Though no contract for the dock itself will be signed before the May general election, Tourism Minister Moses Kirkconnell said it was important to continue the “forward momentum” of the project.
KPMG will provide financial and legal consultancy services.
Mr. Kirkconnell said in a press release, “The appointment of KPMG will enable the ministry to formalise the details of the best possible framework suited to our specific needs.”
“Our goal is to arrive at a formula that will not only fund construction of the piers, but will ensure that they are owned by the people of the Cayman Islands within a reasonable period of time,” he added.
KPMG are the second of the “big-4” Cayman Islands accountancy and consulting firms to work on the pier project. PwC produced the business case for the piers, which envisaged that the project could be funded through a combination of the fees that currently go to tender operators, around $5 per passenger, and a share of the $14 per-passenger “head tax” charged by government for every cruise ship visitor.
Part of KPMG’s role will be to finalize the development of that financial model and help prepare tender documents to attract bids from companies or consortiums of companies to design, build, finance and maintain the port.
Chief Officer Stran Bodden stated in the press release, “KPMG is a highly reputable consulting firm with a long established presence in the Cayman Islands.
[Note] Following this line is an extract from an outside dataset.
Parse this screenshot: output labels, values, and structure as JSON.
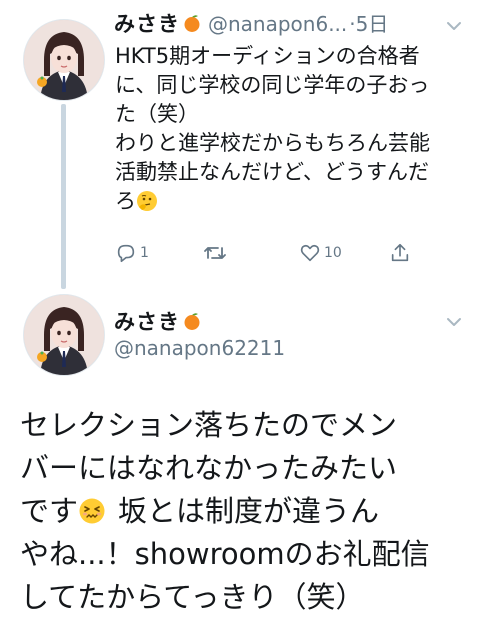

“Given their affinity with the Cayman Islands, KPMG understands the strategic context of this project and its importance to the cruise industry as well as our islands’ economy. We look forward to working with them and benefitting from their analytical expertise as we move forward with the berthing facility negotiations.”
Mr. Kirkconnell acknowledged in January that the project would not go out to tender before the May 24 election. He said the Progressives government remained committed to delivering a “world-class cruise facility” and said he hoped any future government would follow through with the plan after the election.
He attributed delays in the project to government’s desire to follow best practice for major projects, which include a business case and environmental impact assessment report, as well as later attempts to alter the design to address community concerns about damage to coral reefs in the harbor.
Former port director Paul Hurlston, speaking on social media after the announcement, expressed skepticism that a viable funding formula could be found.
Mr. Hurlston, a likely candidate in the upcoming election, wrote that PwC, which won an earlier contract to produce a business case for the project, had found it challenging to come up with a financing model that could work for Cayman.
He said, “KPMG had been previously employed by Cayman on several occasions to do the same thing and the results have been the same. I wonder what is different now and why at the 11th hour before the general election?
“This is the seventh attempt to finance and build cruise berthing piers and many many millions dollars have been spent on various consultancy services over the years.
“It is important to understand that consultants do not make decisions but rather analyze the data and provide options for the Government to use in making the decisions. They take our wristwatch and tell us the time.”
He said if government had analyzed previous reports on the project, as he claims to have advised in 2013 in his role at the Port Authority, they would have seen they were going down “a road that has been explored before and it was a dead end.”